I’m sure lots of (actual) husbands and wives are like this too, and don’t we all strive to “have it all someday” sigh…But what I’m saying is that hus-friend and wi-friend relationships lack the physical proximity and intimacy of a marriage but are a never-ending well of comfort and emotional-support. 

In essence, if you are successful in cultivating a hus-friend/wi-friend dynamic with your beloved ex, then you end up with a person in your life who loves you unconditionally and who is always a call away to help you solve all of the “major world catastrophes” of the day. 

A person, I might add, whose dirty dishes don’t end up in your sink…who isn’t there every Friday night to refute your choice of movie…and who you cease to harshly grade on a daily basis for his/her “weak listening skills.” 
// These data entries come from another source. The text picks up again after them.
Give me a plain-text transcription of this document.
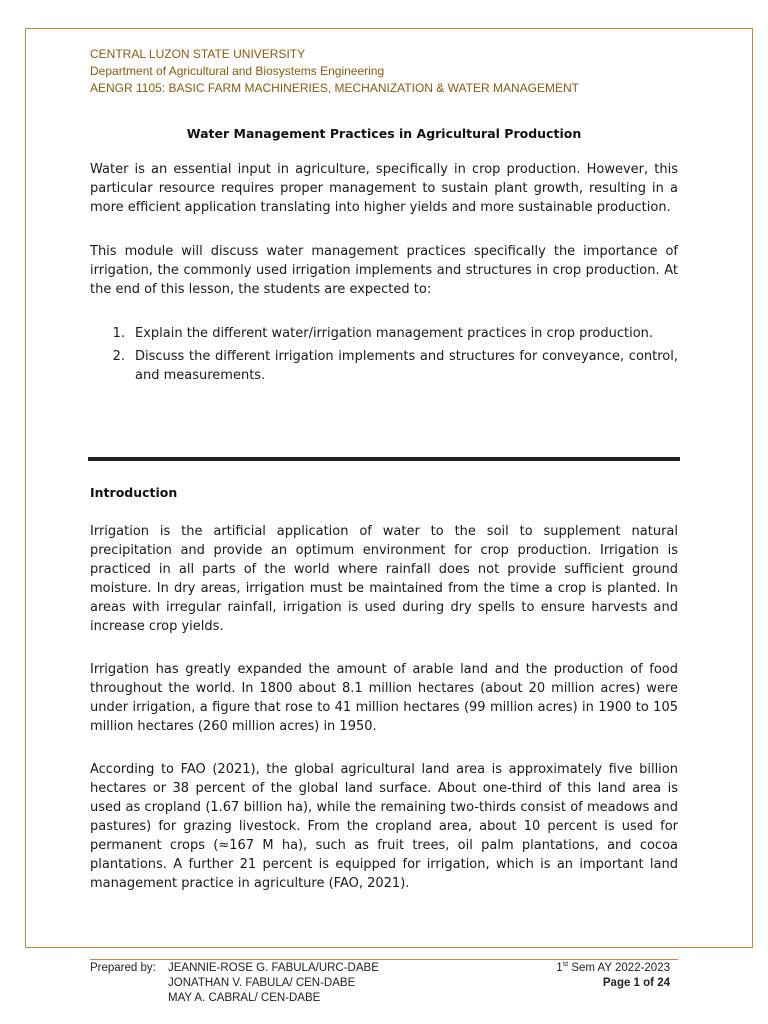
CENTRAL LUZON STATE UNIVERSITY
Department of Agricultural and Biosystems Engineering
AENGR 1105: BASIC FARM MACHINERIES, MECHANIZATION & WATER MANAGEMENT
Water Management Practices in Agricultural Production
Water is an essential input in agriculture, specifically in crop production. However, this particular resource requires proper management to sustain plant growth, resulting in a more efficient application translating into higher yields and more sustainable production.
This module will discuss water management practices specifically the importance of irrigation, the commonly used irrigation implements and structures in crop production. At the end of this lesson, the students are expected to:
1. Explain the different water/irrigation management practices in crop production.
2. Discuss the different irrigation implements and structures for conveyance, control, and measurements.
Introduction
Irrigation is the artificial application of water to the soil to supplement natural precipitation and provide an optimum environment for crop production. Irrigation is practiced in all parts of the world where rainfall does not provide sufficient ground moisture. In dry areas, irrigation must be maintained from the time a crop is planted. In areas with irregular rainfall, irrigation is used during dry spells to ensure harvests and increase crop yields.
Irrigation has greatly expanded the amount of arable land and the production of food throughout the world. In 1800 about 8.1 million hectares (about 20 million acres) were under irrigation, a figure that rose to 41 million hectares (99 million acres) in 1900 to 105 million hectares (260 million acres) in 1950.
According to FAO (2021), the global agricultural land area is approximately five billion hectares or 38 percent of the global land surface. About one-third of this land area is used as cropland (1.67 billion ha), while the remaining two-thirds consist of meadows and pastures) for grazing livestock. From the cropland area, about 10 percent is used for permanent crops (≈167 M ha), such as fruit trees, oil palm plantations, and cocoa plantations. A further 21 percent is equipped for irrigation, which is an important land management practice in agriculture (FAO, 2021).
Prepared by:	JEANNIE-ROSE G. FABULA/URC-DABE
JONATHAN V. FABULA/ CEN-DABE
MAY A. CABRAL/ CEN-DABE
1st Sem AY 2022-2023
Page 1 of 24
For instance, in our hus-friend-wi-friend world, it doesn’t phase me in the slightest (like it did in our dating days) when I am bemoaning life’s perils and I can hear Roscoe clicking away on Facebook from across the phone line. Or if he simply hasn’t interjected for 30 minutes, I just assume now that he is meditating on my every word – like a stoic Buddha – knowing that silence is the greatest wisdom to offer. 

Sometimes, Roscoe interjects my diatribes with meows in various pitches. Other times, he hilariously mimics a statement I have just dramatically relayed, with Jim Carrey-like acting chops, which immediately has me on the floor in fits of giggles.

Roscoe’s defense is that I “talk too fast.” 

“Then tell me to slow down,” I say with exaggerated articulation. 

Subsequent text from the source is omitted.